En la matière, cela relève aussi d’un double discours : la situation des femmes en France qu’évoque Emmanuel Macron et les phénomènes de déscolarisation des jeunes filles pour raisons de maternité ne relèvent pas d’un phénomène social ni même d’une tendance sociologiquement observable. Il le sait, il surjoue l’empathie : nous aussi nous aurions connu ce phénomène, aujourd’hui devenu exception historique, pour mieux insister sur l’ampleur supposée du dit phénomène africain qui ne peut relever que d’un trait anthropologique.

A l’opposé de cet impérialisme soft, ce que l’on peut rétorquer à Emmanuel Macron, c’est que dans son pays, la présence des jeunes femmes à scolarité comparable se raréfie sérieusement aux portes des grandes écoles ou dans les recrutements à des postes et concours à haute valeur sociale ajoutée. Cela a un nom : le sexisme institutionnel. Celui-ci a la dent dure et fait tache quand on prétend porter l’étendard de la liberté des femmes.

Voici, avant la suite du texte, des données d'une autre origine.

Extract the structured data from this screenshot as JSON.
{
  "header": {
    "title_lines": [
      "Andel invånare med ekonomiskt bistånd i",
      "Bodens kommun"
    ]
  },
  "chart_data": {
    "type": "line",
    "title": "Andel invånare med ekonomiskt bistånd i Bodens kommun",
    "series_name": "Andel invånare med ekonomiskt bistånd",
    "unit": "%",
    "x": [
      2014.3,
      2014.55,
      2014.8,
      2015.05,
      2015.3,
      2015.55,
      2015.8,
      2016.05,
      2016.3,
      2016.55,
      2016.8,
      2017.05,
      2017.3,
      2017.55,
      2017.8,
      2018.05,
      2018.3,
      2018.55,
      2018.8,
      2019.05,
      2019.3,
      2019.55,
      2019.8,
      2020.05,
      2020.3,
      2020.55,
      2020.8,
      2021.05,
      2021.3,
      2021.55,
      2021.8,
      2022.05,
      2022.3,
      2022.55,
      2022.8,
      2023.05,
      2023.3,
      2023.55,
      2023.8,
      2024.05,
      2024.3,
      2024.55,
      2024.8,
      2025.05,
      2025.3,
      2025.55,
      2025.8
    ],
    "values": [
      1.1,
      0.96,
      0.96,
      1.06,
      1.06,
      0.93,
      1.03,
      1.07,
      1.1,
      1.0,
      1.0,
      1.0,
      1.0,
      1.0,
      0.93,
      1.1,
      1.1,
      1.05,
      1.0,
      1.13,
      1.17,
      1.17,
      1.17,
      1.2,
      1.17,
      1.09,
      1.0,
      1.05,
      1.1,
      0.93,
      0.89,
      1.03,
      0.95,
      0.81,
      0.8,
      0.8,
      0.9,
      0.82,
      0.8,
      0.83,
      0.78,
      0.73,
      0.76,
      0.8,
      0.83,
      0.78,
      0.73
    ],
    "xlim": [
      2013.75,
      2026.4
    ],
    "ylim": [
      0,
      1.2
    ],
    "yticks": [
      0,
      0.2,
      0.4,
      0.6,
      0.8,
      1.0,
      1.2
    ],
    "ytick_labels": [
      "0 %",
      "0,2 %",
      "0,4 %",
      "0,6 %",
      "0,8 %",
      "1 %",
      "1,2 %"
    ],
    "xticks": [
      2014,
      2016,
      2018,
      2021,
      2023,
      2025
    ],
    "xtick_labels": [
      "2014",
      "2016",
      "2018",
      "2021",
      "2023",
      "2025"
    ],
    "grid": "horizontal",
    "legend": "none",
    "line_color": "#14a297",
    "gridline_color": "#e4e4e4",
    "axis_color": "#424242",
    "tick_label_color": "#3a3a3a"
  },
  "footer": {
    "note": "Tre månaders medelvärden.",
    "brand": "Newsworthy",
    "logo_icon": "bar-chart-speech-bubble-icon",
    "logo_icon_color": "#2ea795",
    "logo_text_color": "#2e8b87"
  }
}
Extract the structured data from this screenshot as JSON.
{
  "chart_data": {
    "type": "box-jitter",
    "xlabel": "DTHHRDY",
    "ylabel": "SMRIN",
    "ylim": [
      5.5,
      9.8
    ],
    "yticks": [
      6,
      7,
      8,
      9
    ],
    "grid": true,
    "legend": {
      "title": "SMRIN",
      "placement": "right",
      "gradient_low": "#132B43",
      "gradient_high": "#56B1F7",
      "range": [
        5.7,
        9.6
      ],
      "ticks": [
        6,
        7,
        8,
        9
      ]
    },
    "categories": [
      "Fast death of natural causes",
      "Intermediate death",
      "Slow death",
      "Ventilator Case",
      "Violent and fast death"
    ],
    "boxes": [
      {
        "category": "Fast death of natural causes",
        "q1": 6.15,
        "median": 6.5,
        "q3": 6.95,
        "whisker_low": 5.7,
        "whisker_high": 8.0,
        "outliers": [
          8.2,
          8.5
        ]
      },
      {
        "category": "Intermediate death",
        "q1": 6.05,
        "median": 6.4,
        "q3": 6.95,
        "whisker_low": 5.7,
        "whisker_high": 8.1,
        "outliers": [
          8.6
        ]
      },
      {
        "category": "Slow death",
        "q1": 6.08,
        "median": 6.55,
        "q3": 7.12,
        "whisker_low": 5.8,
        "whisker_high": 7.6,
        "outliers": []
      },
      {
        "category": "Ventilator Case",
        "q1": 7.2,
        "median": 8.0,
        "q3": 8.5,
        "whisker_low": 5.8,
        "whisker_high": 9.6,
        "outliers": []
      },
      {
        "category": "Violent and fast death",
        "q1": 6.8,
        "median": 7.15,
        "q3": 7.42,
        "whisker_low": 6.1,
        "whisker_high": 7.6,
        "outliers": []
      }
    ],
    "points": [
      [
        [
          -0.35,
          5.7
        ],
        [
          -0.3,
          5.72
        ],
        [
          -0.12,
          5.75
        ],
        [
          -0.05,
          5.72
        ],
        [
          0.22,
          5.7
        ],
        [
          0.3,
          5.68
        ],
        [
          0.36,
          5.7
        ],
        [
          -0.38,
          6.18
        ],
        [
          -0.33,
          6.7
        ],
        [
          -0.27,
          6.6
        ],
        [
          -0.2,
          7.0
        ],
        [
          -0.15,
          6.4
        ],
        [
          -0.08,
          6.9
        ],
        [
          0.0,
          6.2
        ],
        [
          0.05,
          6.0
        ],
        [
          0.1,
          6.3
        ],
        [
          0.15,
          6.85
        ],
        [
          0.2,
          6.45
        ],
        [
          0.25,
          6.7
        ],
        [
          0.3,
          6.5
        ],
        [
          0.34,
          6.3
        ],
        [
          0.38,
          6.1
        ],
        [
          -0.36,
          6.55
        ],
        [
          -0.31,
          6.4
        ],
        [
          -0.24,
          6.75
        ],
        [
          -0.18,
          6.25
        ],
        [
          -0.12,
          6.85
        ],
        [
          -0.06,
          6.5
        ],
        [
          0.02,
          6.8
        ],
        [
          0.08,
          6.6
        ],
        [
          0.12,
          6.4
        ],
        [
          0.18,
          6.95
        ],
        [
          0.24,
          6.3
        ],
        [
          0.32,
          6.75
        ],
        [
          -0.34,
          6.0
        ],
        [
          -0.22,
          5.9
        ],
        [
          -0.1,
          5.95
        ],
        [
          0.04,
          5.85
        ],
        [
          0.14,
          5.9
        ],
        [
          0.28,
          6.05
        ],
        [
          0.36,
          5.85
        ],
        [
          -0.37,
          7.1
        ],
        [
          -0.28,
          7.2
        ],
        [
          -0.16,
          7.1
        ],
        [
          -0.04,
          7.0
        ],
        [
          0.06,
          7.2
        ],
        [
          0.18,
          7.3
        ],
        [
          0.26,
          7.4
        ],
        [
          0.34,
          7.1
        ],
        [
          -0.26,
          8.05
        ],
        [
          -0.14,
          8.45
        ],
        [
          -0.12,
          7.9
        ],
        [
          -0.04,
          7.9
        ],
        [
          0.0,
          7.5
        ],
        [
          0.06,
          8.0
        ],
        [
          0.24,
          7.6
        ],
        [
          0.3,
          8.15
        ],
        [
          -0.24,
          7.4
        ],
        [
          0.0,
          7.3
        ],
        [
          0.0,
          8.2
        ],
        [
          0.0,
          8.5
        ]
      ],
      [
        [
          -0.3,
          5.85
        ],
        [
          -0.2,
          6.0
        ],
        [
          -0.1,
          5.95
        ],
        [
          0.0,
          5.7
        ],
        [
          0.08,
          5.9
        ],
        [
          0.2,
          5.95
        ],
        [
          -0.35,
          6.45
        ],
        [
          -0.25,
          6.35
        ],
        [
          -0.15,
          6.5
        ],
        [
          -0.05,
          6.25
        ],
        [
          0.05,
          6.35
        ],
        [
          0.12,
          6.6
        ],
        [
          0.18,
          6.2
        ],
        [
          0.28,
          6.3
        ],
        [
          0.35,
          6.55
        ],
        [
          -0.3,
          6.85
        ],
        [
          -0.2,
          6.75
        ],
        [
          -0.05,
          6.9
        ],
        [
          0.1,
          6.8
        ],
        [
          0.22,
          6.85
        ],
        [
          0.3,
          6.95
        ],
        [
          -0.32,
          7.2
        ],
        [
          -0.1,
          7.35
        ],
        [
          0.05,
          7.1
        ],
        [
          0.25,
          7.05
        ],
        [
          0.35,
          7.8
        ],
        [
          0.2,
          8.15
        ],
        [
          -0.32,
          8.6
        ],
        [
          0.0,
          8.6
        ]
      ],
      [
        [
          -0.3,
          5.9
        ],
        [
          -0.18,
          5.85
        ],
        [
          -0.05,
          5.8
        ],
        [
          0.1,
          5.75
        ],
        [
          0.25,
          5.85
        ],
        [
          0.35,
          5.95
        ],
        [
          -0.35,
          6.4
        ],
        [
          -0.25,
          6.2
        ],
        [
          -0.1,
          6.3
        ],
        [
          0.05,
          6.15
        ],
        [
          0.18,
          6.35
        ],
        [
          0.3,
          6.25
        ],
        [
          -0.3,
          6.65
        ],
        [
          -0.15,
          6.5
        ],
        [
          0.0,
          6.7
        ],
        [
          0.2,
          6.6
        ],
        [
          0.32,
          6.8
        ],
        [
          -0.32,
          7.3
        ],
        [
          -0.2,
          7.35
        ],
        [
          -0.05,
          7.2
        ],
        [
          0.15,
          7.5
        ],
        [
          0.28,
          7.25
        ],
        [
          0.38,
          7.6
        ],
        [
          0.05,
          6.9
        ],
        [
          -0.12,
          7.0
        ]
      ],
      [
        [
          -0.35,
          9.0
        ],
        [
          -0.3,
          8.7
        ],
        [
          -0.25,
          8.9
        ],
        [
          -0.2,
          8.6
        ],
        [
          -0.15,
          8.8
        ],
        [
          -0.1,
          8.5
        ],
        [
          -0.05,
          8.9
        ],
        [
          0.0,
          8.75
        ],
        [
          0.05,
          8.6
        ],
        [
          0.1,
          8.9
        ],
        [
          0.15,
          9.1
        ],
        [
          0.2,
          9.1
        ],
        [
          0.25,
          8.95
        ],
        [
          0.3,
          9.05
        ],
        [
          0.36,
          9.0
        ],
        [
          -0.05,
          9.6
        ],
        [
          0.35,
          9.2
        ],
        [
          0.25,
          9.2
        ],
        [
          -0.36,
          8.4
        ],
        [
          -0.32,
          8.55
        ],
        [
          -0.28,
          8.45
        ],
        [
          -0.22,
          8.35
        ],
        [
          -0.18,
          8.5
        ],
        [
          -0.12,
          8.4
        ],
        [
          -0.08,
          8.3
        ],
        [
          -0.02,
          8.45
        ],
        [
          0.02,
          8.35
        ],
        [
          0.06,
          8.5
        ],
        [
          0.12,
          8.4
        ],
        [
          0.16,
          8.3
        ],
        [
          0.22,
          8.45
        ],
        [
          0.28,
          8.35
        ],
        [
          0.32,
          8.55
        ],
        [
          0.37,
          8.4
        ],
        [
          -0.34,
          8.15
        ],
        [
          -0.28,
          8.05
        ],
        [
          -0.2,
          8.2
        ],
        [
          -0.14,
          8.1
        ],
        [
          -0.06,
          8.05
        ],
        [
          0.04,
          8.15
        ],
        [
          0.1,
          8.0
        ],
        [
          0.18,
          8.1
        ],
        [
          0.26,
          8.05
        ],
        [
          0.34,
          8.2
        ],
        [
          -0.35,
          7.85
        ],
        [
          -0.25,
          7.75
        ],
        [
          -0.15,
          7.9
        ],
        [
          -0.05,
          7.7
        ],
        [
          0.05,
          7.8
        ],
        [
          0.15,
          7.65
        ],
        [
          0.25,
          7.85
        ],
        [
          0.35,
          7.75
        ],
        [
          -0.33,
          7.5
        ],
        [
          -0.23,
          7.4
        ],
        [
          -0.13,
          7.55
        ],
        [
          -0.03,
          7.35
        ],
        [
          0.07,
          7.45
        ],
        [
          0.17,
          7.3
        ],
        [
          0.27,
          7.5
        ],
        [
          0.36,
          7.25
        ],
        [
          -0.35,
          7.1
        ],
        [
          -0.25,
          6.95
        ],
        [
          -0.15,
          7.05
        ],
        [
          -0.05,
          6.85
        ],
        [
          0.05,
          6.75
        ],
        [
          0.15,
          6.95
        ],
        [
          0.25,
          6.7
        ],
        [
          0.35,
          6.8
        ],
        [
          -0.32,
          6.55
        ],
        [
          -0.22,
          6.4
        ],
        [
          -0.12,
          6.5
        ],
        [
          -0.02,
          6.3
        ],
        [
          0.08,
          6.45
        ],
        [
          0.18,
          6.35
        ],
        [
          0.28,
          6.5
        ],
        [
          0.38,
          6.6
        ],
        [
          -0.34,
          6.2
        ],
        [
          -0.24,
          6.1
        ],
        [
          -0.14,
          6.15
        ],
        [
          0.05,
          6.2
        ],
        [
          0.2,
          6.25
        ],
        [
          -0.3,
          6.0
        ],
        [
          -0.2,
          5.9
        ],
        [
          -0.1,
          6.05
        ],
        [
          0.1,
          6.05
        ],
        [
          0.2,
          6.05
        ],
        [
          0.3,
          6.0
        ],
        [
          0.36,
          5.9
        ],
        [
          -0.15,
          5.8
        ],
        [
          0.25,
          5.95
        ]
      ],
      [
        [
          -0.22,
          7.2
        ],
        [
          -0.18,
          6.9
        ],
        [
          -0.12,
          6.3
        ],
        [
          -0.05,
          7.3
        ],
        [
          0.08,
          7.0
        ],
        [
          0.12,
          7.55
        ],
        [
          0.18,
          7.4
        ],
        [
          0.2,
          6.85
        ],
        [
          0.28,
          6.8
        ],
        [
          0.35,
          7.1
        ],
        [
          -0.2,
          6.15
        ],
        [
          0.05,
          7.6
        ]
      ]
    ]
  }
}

Le président a-t-il proposé des quotas en France pour lutter contre le plafond de verre ? Non. Ce qu’il fait alors qu’il pérore en Afrique avec une humilité de façade relève d’une instrumentalisation pure et simple du féminisme dans le cadre d’une stratégie française en Afrique déjà largement engagée par ses prédécesseurs et modelée sur les croisades de libération des femmes « d’ailleurs », menées par nombre de ses homologues occidentaux. Ce qui n’est pas acceptable en Afrique, comme le dit si bien Macron, c’est que des chefs d’Etat puissent, en riant, venir choisir qui aura le droit de venir bénéficier des lumières de la France et qui sera puni à rester aux portes de la « civilisation ».

Ici, la promotion des femmes africaines, forme de sélection genrée, n’est qu’un autre moyen d’ériger des frontières de race et de creuser des lignes de couleur. Quant au libre choix des femmes – là-bas, ici, ailleurs, partout –, ce n’est certainement pas à un homme d’Etat d’en décider. Idéalement, il peut œuvrer pour que des politiques publiques assurent les conditions matérielles de ce libre choix, a minima il peut se taire et, surtout, nous épargner ce « fémocolonialisme », terreau du racisme comme de l’antiféminisme, qu’il faut abattre urgemment.

Elsa Dorlin est professeure de philosophie au département de science politique de l’université Paris 8. Elle vient de publier Se défendre. Une philosophie de la violence, Paris, Zones, 2017.